Mon 25 Feb 2008
This is not quite the sequel to Tithe, reviewed here, by Holly Black, but it is a companion novel. Some of the same characters show up, but only briefly. Apparently Ironside is a direct sequel to Tithe, but I haven’t gotten to read that yet. While I enjoyed Tithe, despite its somewhat dark overtones, Valiant is much, much darker and, for various reasons, less enjoyable for me.
Valerie (Val) comes home one day, early in her senior year of high school, to find her mother having sex with her boyfriend on their couch. She runs away to New York City (she used to live in Jersey), cuts off all her hair, and finds a makeshift existence on the streets of New York. Her new friends, Lolli and Dave, introduce her to Luis, who has The Sight. Thanks to Luis, Dave has been running errands for a troll named Ravus. Ravus makes a powder which gives faeries a limited immunity to the iron in the city; for humans, it gives them the power of glamour for a brief period of time, in addition to a pretty good high. Dave has been skimming off of his deliveries and has gotten Lolli and, later, Val, addicted to this drug. However, some of the faeries to whom Ravus has been selling the drug have turned up dead, and Ravus needs to find out why and how.
This is, obviously, not a light novel. Val’s descent from runaway-who-will-go-home-when-she’s-over-it to ‘Never’-addict is fairly straightforward but not exactly cheerful. She injects it into her arms, watches people freebase, steals for her addiction, and eventually goes through withdrawal. It’s not pretty; it’s not intended to be pretty, and it certainly won’t make you happy. While Tithe was fairly dark, it still had the ability to let light in. I mean, the Unseelie faeries weren’t all bad, and Kaye came to some kind of reconciliation with her friends. In Valiant, we see a dead, half-eaten mermaid; junkies of several flavors; death; betrayal; and other unsavories.
Nothing is nearly as hard-hitting or straightforward as it would be if this were a book intended for adults. I mean, it doesn’t have the pages upon pages of waking up in one’s vomit that characterizes addiction-recovery fiction such as A Million Little Pieces (which no, I haven’t and won’t read, but I did see the “South Park” episode), and there aren’t very many descriptions of actually taking the drugs themselves. It’s still dark, though, and it certainly didn’t put me in a good mood once I’d finished it. There was barely any light at the end of the tunnel, let alone true happiness.

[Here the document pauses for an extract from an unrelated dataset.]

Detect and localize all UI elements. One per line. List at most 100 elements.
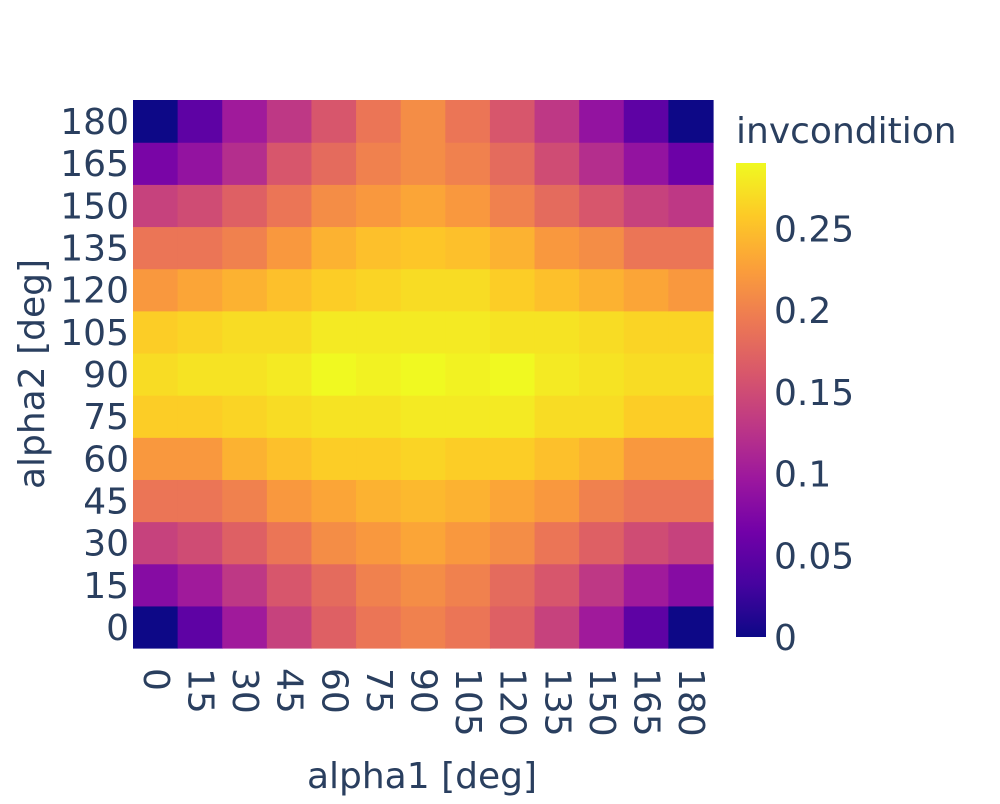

One character who was actually happy was Ruth, Val’s best friend from high school. She could still go home and not feel strange, at the end. While she was both Goth and a lesbian, it didn’t appear to me that she was doing either solely for the shock value. Val, on the other hand, started out a jock with issues with her mother (who was pretty and wanted a girly daughter), and descended into hell.
It was, in the end, well-done. The writing style is very close to that of Tithe; the subject matter is just a couple notches darker. If you needed a three-hundred-odd page reminder on why not to do drugs, here’s one. Just because it’s a fictional drug, it doesn’t make it any less dangerous. If you’re looking for a romance and a happy ending, this ain’t it. (That’s not to say that it has a Hamlet ending, either.) I should also warn that there is violence against cats in this book. I’m also fully willing to admit that I didn’t like this book because of the subject matter, but that gives me no reason to give it less than 4/5 stars. It was well-written; it just didn’t happen to be to my tastes.